Der erste Jahrgang Future Fiction Magazine liegt hinter uns, und der große Erfolg, den uns unser Konzept auf Anhieb beschert hat, spült uns mit erheblicher Motivation ins neue Jahr 2023 und Jahrgang Nummer Zwo.

Zu unseren Erfolgen zählen nicht nur die immer noch stabilen Verkaufszahlen, sondern auch die Nominierungen für den europäischen SF-Award (ESFS) und den Kurd-Laßwitz-Preis. Die deutsche Nominierung für den ESFS-Award, der im Juni beim EuroCon in Uppsala vergeben wird, wurde in der Kategorie »Bestes Magazin« im SF-Netzwerk-Forum in einer Abstimmung entschieden. Für den Kurd-Laßwitz-Preis wurden wir als Herausgeber in der Kategorie »Einmalige besondere Leistungen« nominiert. Hinzu kommen die Nominierungen von Aiki Miras Story »Digital Detox« aus Ausgabe 2 und das Cover-Artwork »Extants« von Alexander Rommel (Ausgabe 3) in der Kategorie »Beste Grafik«.

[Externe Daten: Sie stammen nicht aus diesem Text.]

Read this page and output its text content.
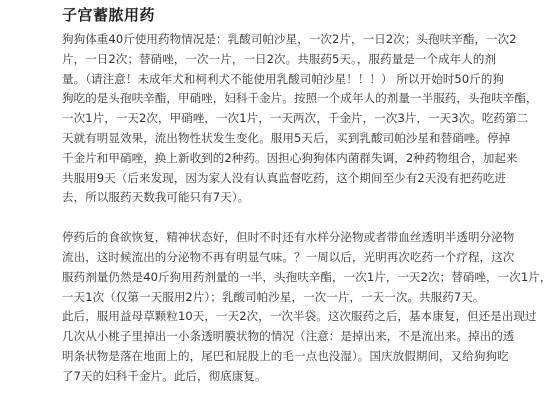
子宫蓄脓用药

狗狗体重40斤使用药物情况是：乳酸司帕沙星，一次2片，一日2次；头孢呋辛酯，一次2
片，一日2次；替硝唑，一次一片，一日2次。共服药5天。，服药量是一个成年人的剂
量。（请注意！未成年犬和柯利犬不能使用乳酸司帕沙星！！！） 所以开始时50斤的狗
狗吃的是头孢呋辛酯，甲硝唑，妇科千金片。按照一个成年人的剂量一半服药，头孢呋辛酯，
一次1片，一天2次，甲硝唑，一次1片，一天两次，千金片，一次3片，一天3次。吃药第二
天就有明显效果，流出物性状发生变化。服用5天后，买到乳酸司帕沙星和替硝唑。停掉
千金片和甲硝唑，换上新收到的2种药。因担心狗狗体内菌群失调，2种药物组合，加起来
共服用9天（后来发现，因为家人没有认真监督吃药，这个期间至少有2天没有把药吃进
去，所以服药天数我可能只有7天）。

停药后的食欲恢复，精神状态好，但时不时还有水样分泌物或者带血丝透明半透明分泌物
流出，这时候流出的分泌物不再有明显气味。？一周以后，光明再次吃药一个疗程，这次
服药剂量仍然是40斤狗用药剂量的一半，头孢呋辛酯，一次1片，一天2次；替硝唑，一次1片，
一天1次（仅第一天服用2片）；乳酸司帕沙星，一次一片，一天一次。共服药7天。
此后，服用益母草颗粒10天，一天2次，一次半袋。这次服药之后，基本康复，但还是出现过
几次从小桃子里掉出一小条透明膜状物的情况（注意：是掉出来，不是流出来。掉出的透
明条状物是落在地面上的，尾巴和屁股上的毛一点也没湿）。国庆放假期间，又给狗狗吃
了7天的妇科千金片。此后，彻底康复。
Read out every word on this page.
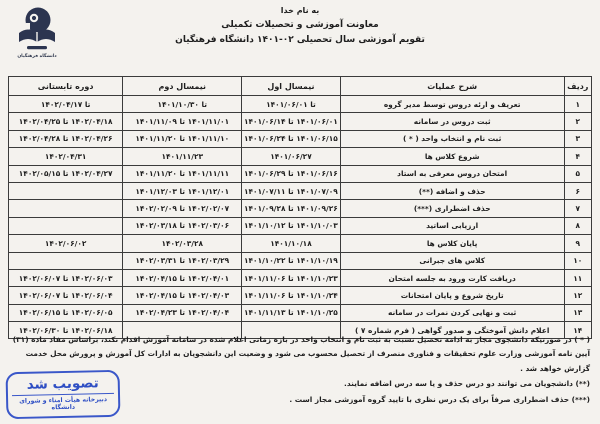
دانشگاه فرهنگیان
به نام خدا
معاونت آموزشی و تحصیلات تکمیلی
تقویم آموزشی سال تحصیلی ۰۲-۱۴۰۱ دانشگاه فرهنگیان
ردیف	شرح عملیات	نیمسال اول	نیمسال دوم	دوره تابستانی
۱	تعریف و ارئه دروس توسط مدیر گروه	تا ۱۴۰۱/۰۶/۰۱	تا ۱۴۰۱/۱۰/۳۰	تا ۱۴۰۲/۰۴/۱۷
۲	ثبت دروس در سامانه	۱۴۰۱/۰۶/۰۱ تا ۱۴۰۱/۰۶/۱۴	۱۴۰۱/۱۱/۰۱ تا ۱۴۰۱/۱۱/۰۹	۱۴۰۲/۰۴/۱۸ تا ۱۴۰۲/۰۴/۲۵
۳	ثبت نام و انتخاب واحد ( * )	۱۴۰۱/۰۶/۱۵ تا ۱۴۰۱/۰۶/۲۴	۱۴۰۱/۱۱/۱۰ تا ۱۴۰۱/۱۱/۲۰	۱۴۰۲/۰۴/۲۶ تا ۱۴۰۲/۰۴/۲۸
۴	شروع کلاس ها	۱۴۰۱/۰۶/۲۷	۱۴۰۱/۱۱/۲۳	۱۴۰۲/۰۴/۳۱
۵	امتحان دروس معرفی به استاد	۱۴۰۱/۰۶/۱۶ تا ۱۴۰۱/۰۶/۲۹	۱۴۰۱/۱۱/۱۱ تا ۱۴۰۱/۱۱/۲۰	۱۴۰۲/۰۴/۲۷ تا ۱۴۰۲/۰۵/۱۵
۶	حذف و اضافه (**)	۱۴۰۱/۰۷/۰۹ تا ۱۴۰۱/۰۷/۱۱	۱۴۰۱/۱۲/۰۱ تا ۱۴۰۱/۱۲/۰۳	
۷	حذف اضطراری (***)	۱۴۰۱/۰۹/۲۶ تا ۱۴۰۱/۰۹/۲۸	۱۴۰۲/۰۲/۰۷ تا ۱۴۰۲/۰۲/۰۹	
۸	ارزیابی اساتید	۱۴۰۱/۱۰/۰۳ تا ۱۴۰۱/۱۰/۱۲	۱۴۰۲/۰۳/۰۶ تا ۱۴۰۲/۰۳/۱۸	
۹	پایان کلاس ها	۱۴۰۱/۱۰/۱۸	۱۴۰۲/۰۳/۲۸	۱۴۰۲/۰۶/۰۲
۱۰	کلاس های جبرانی	۱۴۰۱/۱۰/۱۹ تا ۱۴۰۱/۱۰/۲۲	۱۴۰۲/۰۳/۲۹ تا ۱۴۰۲/۰۳/۳۱	
۱۱	دریافت کارت ورود به جلسه امتحان	۱۴۰۱/۱۰/۲۳ تا ۱۴۰۱/۱۱/۰۶	۱۴۰۲/۰۴/۰۱ تا ۱۴۰۲/۰۴/۱۵	۱۴۰۲/۰۶/۰۳ تا ۱۴۰۲/۰۶/۰۷
۱۲	تاریخ شروع و پایان امتحانات	۱۴۰۱/۱۰/۲۴ تا ۱۴۰۱/۱۱/۰۶	۱۴۰۲/۰۴/۰۳ تا ۱۴۰۲/۰۴/۱۵	۱۴۰۲/۰۶/۰۴ تا ۱۴۰۲/۰۶/۰۷
۱۳	ثبت و نهایی کردن نمرات در سامانه	۱۴۰۱/۱۰/۲۵ تا ۱۴۰۱/۱۱/۱۳	۱۴۰۲/۰۴/۰۴ تا ۱۴۰۲/۰۴/۲۳	۱۴۰۲/۰۶/۰۵ تا ۱۴۰۲/۰۶/۱۵
۱۴	اعلام دانش آموختگی و صدور گواهی ( فرم شماره ۷ )			۱۴۰۲/۰۶/۱۸ تا ۱۴۰۲/۰۶/۳۰

( * ) در صورتیکه دانشجوی مجاز به ادامه تحصیل نسبت به ثبت نام و انتخاب واحد در بازه زمانی اعلام شده در سامانه آموزش اقدام نکند، براساس مفاد ماده (۳۱) آیین نامه آموزشی وزارت علوم تحقیقات و فناوری منصرف از تحصیل محسوب می شود و وضعیت این دانشجویان به ادارات کل آموزش و پرورش محل خدمت گزارش خواهد شد .

(**) دانشجویان می توانند دو درس حذف و یا سه درس اضافه نمایند.

(***) حذف اضطراری صرفاً برای یک درس نظری با تایید گروه آموزشی مجاز است .

تصویب شد
دبیرخانه هیأت امناء و شورای دانشگاه
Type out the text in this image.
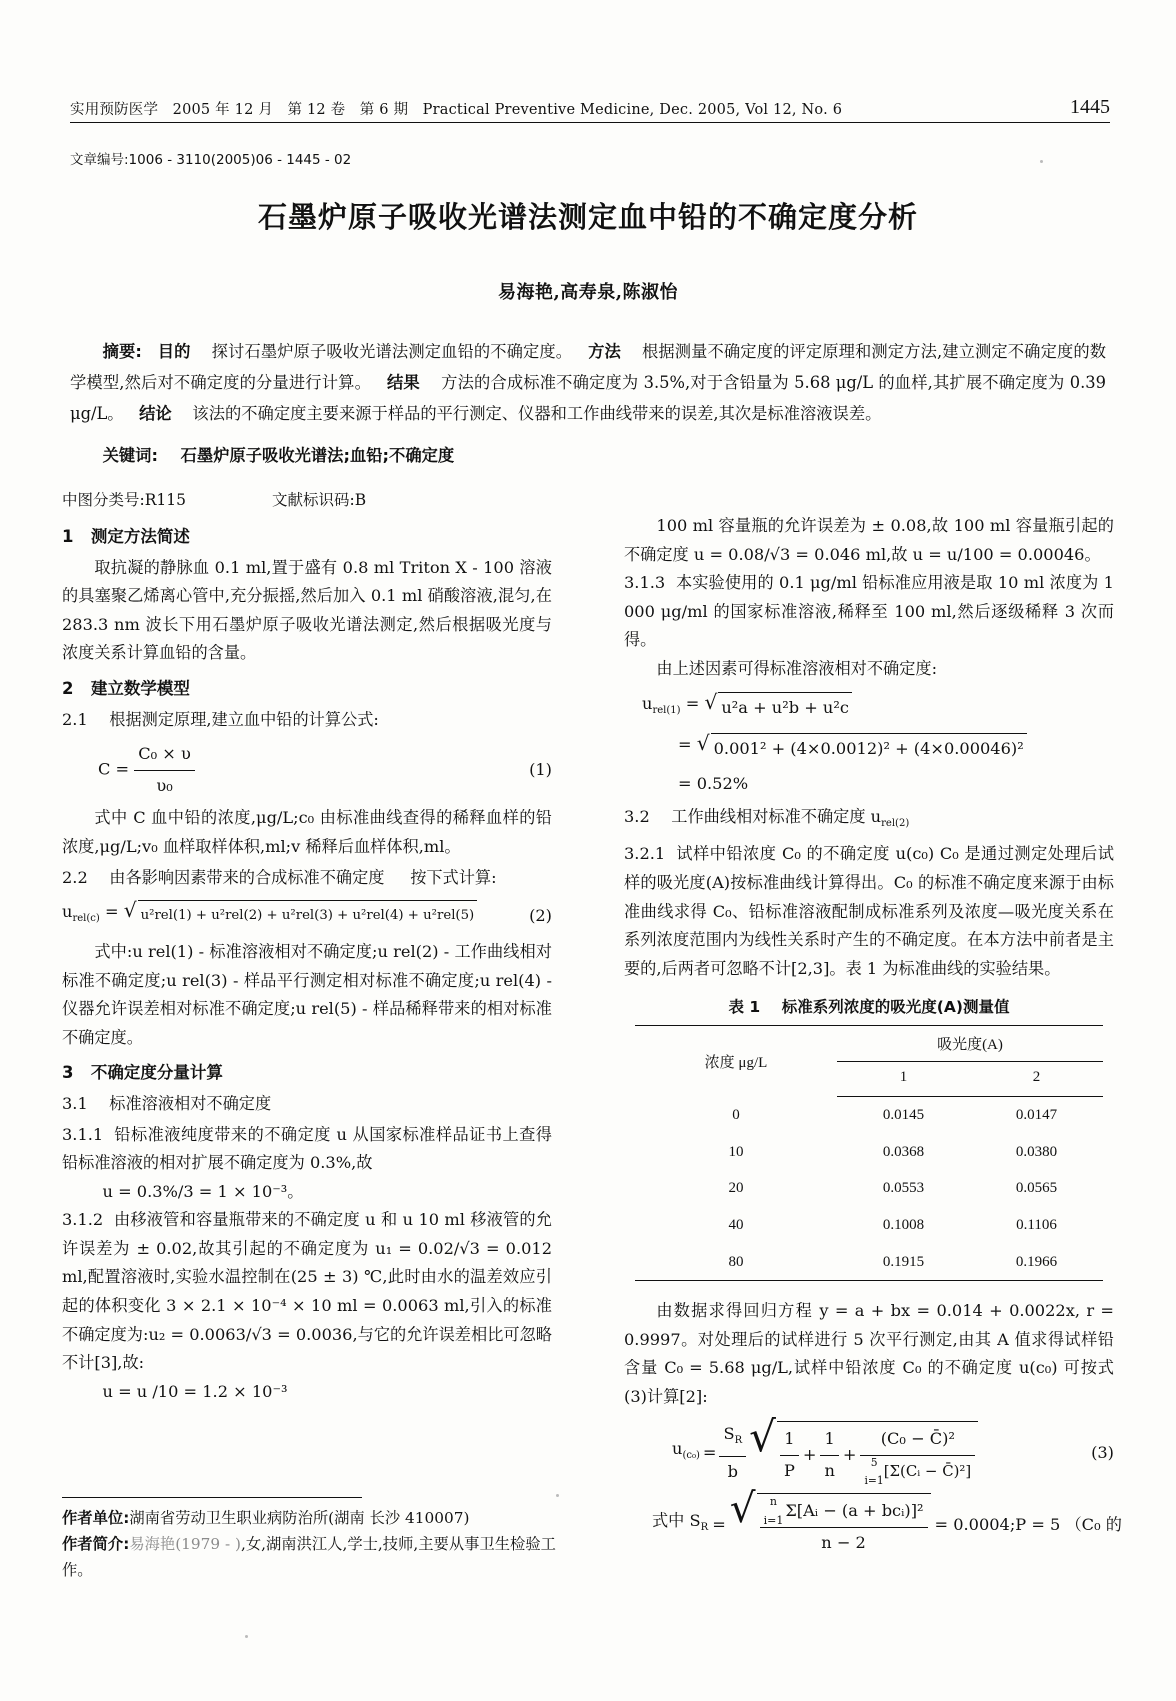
实用预防医学 2005 年 12 月 第 12 卷 第 6 期 Practical Preventive Medicine, Dec. 2005, Vol 12, No. 6	1445
文章编号:1006 - 3110(2005)06 - 1445 - 02
石墨炉原子吸收光谱法测定血中铅的不确定度分析
易海艳,高寿泉,陈淑怡
摘要: 目的 探讨石墨炉原子吸收光谱法测定血铅的不确定度。 方法 根据测量不确定度的评定原理和测定方法,建立测定不确定度的数学模型,然后对不确定度的分量进行计算。 结果 方法的合成标准不确定度为 3.5%,对于含铅量为 5.68 μg/L 的血样,其扩展不确定度为 0.39 μg/L。 结论 该法的不确定度主要来源于样品的平行测定、仪器和工作曲线带来的误差,其次是标准溶液误差。
关键词: 石墨炉原子吸收光谱法;血铅;不确定度
中图分类号:R115	文献标识码:B
1 测定方法简述

取抗凝的静脉血 0.1 ml,置于盛有 0.8 ml Triton X - 100 溶液的具塞聚乙烯离心管中,充分振摇,然后加入 0.1 ml 硝酸溶液,混匀,在 283.3 nm 波长下用石墨炉原子吸收光谱法测定,然后根据吸光度与浓度关系计算血铅的含量。

2 建立数学模型
2.1 根据测定原理,建立血中铅的计算公式:
$C = \frac{\text{C₀ × υ}}{\text{υ₀}}$	(1)

式中 C 血中铅的浓度,μg/L;c₀ 由标准曲线查得的稀释血样的铅浓度,μg/L;v₀ 血样取样体积,ml;v 稀释后血样体积,ml。

2.2 由各影响因素带来的合成标准不确定度 按下式计算:
$u_{rel(c)}$ = √ u²rel(1) + u²rel(2) + u²rel(3) + u²rel(4) + u²rel(5)	(2)

式中:u rel(1) - 标准溶液相对不确定度;u rel(2) - 工作曲线相对标准不确定度;u rel(3) - 样品平行测定相对标准不确定度;u rel(4) - 仪器允许误差相对标准不确定度;u rel(5) - 样品稀释带来的相对标准不确定度。

3 不确定度分量计算
3.1 标准溶液相对不确定度

3.1.1 铅标准液纯度带来的不确定度 u 从国家标准样品证书上查得铅标准溶液的相对扩展不确定度为 0.3%,故

u = 0.3%/3 = 1 × 10⁻³。

3.1.2 由移液管和容量瓶带来的不确定度 u 和 u 10 ml 移液管的允许误差为 ± 0.02,故其引起的不确定度为 u₁ = 0.02/√3 = 0.012 ml,配置溶液时,实验水温控制在(25 ± 3) ℃,此时由水的温差效应引起的体积变化 3 × 2.1 × 10⁻⁴ × 10 ml = 0.0063 ml,引入的标准不确定度为:u₂ = 0.0063/√3 = 0.0036,与它的允许误差相比可忽略不计[3],故:

u = u /10 = 1.2 × 10⁻³

100 ml 容量瓶的允许误差为 ± 0.08,故 100 ml 容量瓶引起的不确定度 u = 0.08/√3 = 0.046 ml,故 u = u/100 = 0.00046。

3.1.3 本实验使用的 0.1 μg/ml 铅标准应用液是取 10 ml 浓度为 1 000 μg/ml 的国家标准溶液,稀释至 100 ml,然后逐级稀释 3 次而得。

由上述因素可得标准溶液相对不确定度:

$u_{rel(1)}$ = √ u²a + u²b + u²c
= √ 0.001² + (4×0.0012)² + (4×0.00046)²
= 0.52%
3.2 工作曲线相对标准不确定度 $u_{rel(2)}$

3.2.1 试样中铅浓度 C₀ 的不确定度 u(c₀) C₀ 是通过测定处理后试样的吸光度(A)按标准曲线计算得出。C₀ 的标准不确定度来源于由标准曲线求得 C₀、铅标准溶液配制成标准系列及浓度—吸光度关系在系列浓度范围内为线性关系时产生的不确定度。在本方法中前者是主要的,后两者可忽略不计[2,3]。表 1 为标准曲线的实验结果。

表 1 标准系列浓度的吸光度(A)测量值
浓度 μg/L	吸光度(A)	
	1	2
0	0.0145	0.0147
10	0.0368	0.0380
20	0.0553	0.0565
40	0.1008	0.1106
80	0.1915	0.1966

由数据求得回归方程 y = a + bx = 0.014 + 0.0022x, r = 0.9997。对处理后的试样进行 5 次平行测定,由其 A 值求得试样铅含量 C₀ = 5.68 μg/L,试样中铅浓度 C₀ 的不确定度 u(c₀) 可按式(3)计算[2]:

$u_{(c_0)} = \frac{S_R}{b}$ √ $\frac{1}{P} + \frac{1}{n}$ +
(C₀ − C̄)²
5

i=1
[Σ(Cᵢ − C̄)²]
(3)
式中 $S_R$ = √	n

i=1
Σ[Aᵢ − (a + bcᵢ)]²
n − 2
= 0.0004;P = 5 （C₀ 的
作者单位:湖南省劳动卫生职业病防治所(湖南 长沙 410007)
作者简介:易海艳(1979 - ),女,湖南洪江人,学士,技师,主要从事卫生检验工作。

Auch in der neuen Ausgabe geht es hochklassig weiter: Mit Kris Brynn konnten wir eine Autorin gewinnen, die ebenfalls gerade für einen Roman für den KLP nominiert ist. Zu ihrer ungewöhnlichen Geschichte »Nur du und ich« haben wir ihr außerdem eine Reihe spannender Interview-Fragen gestellt.

 

Künstliche Intelligenz ist in aller Munde. Allerdings gibt es diesbezüglich nicht nur berechtigte Ängste, sondern auch einige verbreitete Irrtümer. So extrapolieren viele SF-Romane heutige Mustererkennungs-Algorithmen ohne viel Federlesens in eine Monster-KI, die der Menschheit gehörig die Leviten liest. Das ist in etwa so realistisch wie Weltraumschlachten und Zeitreisen. Was für Probleme uns KIs wirklich schon heute und in den nächsten Jahren ganz konkret bereiten, ist seltener ein Thema in der SF – aber bei uns weit oben auf der Tageordnung. Schließlich arbeiten wir schon von Anfang an mit KIs für Übersetzungen und Illustrationen. Umso dringender ist unser Anliegen, hier realistische Schwerpunkte zu setzen und Missverständnisse zu beseitigen. Sogar den berüchtigten ChatGPT haben wir für unseren Themenschwerpunkt in dieser Ausgabe um eine SF-Geschichte »gebeten«, allerdings nur um Flash Fiction, also eine Ultrakurzgeschichte, mehr Machwerk von dieser Sorte möchten wir nämlich niemandem zumuten. Hier geht es wohlgemerkt nicht darum, menschliche AutorX überflüssig zu machen oder (wie bei Übersetzungen und Illustrationen) Kosten einzusparen, sondern darum, anhand eines konkreten Beispiels zu zeigen, dass eine KI als SF-Autor weder jetzt noch in naher Zukunft ernstzunehmende Konkurrenz ist. Schließlich ist SF in erster Linie Ideen-Literatur – und neue Ideen kann von einer KI nur erwarten, wer keine Ahnung hat, wie sie funktioniert. KI kann zwar bisweilen überraschende Bilder und Texte generieren – aber ordentliche Qualität geht nur mit massiver menschlicher Nachhilfe.

 

Ganz besonders freuen wir uns darüber, dass unser Konzept jetzt seine Weltreise fortsetzt: denn die spanischsprachige Ausgabe wurde von unseren geschätzten Kollegen Tania Huerta und César Santivañez aus der Taufe gehoben – in Peru. Zur Feier des Tages bringen wir deshalb eine Story der Mitherausgeberin in dieser Ausgabe. Umgekehrt kann man in Kürze Storys deutscher AutorX in der Edición española erwarten. So wird der sense of wander der Future Fiction den Erfolg unserer Magazine weiter um die Welt begleiten. Jetzt und in der nahen Zukunft.

 

 

 

 

Terra, im Frühjahr 2023:

                        

                        Sylvana Freyberg       Uwe Post

 

Jean-Louis Trudel (Kanada): Mit dem Fahrrad zum Zombie-Strand

#story #socialfiction #solarpunk

 

 

Sie las ihre Todesanzeige ein letztes Mal. Um ganz sicher zu sein, dass sie sterben wollte.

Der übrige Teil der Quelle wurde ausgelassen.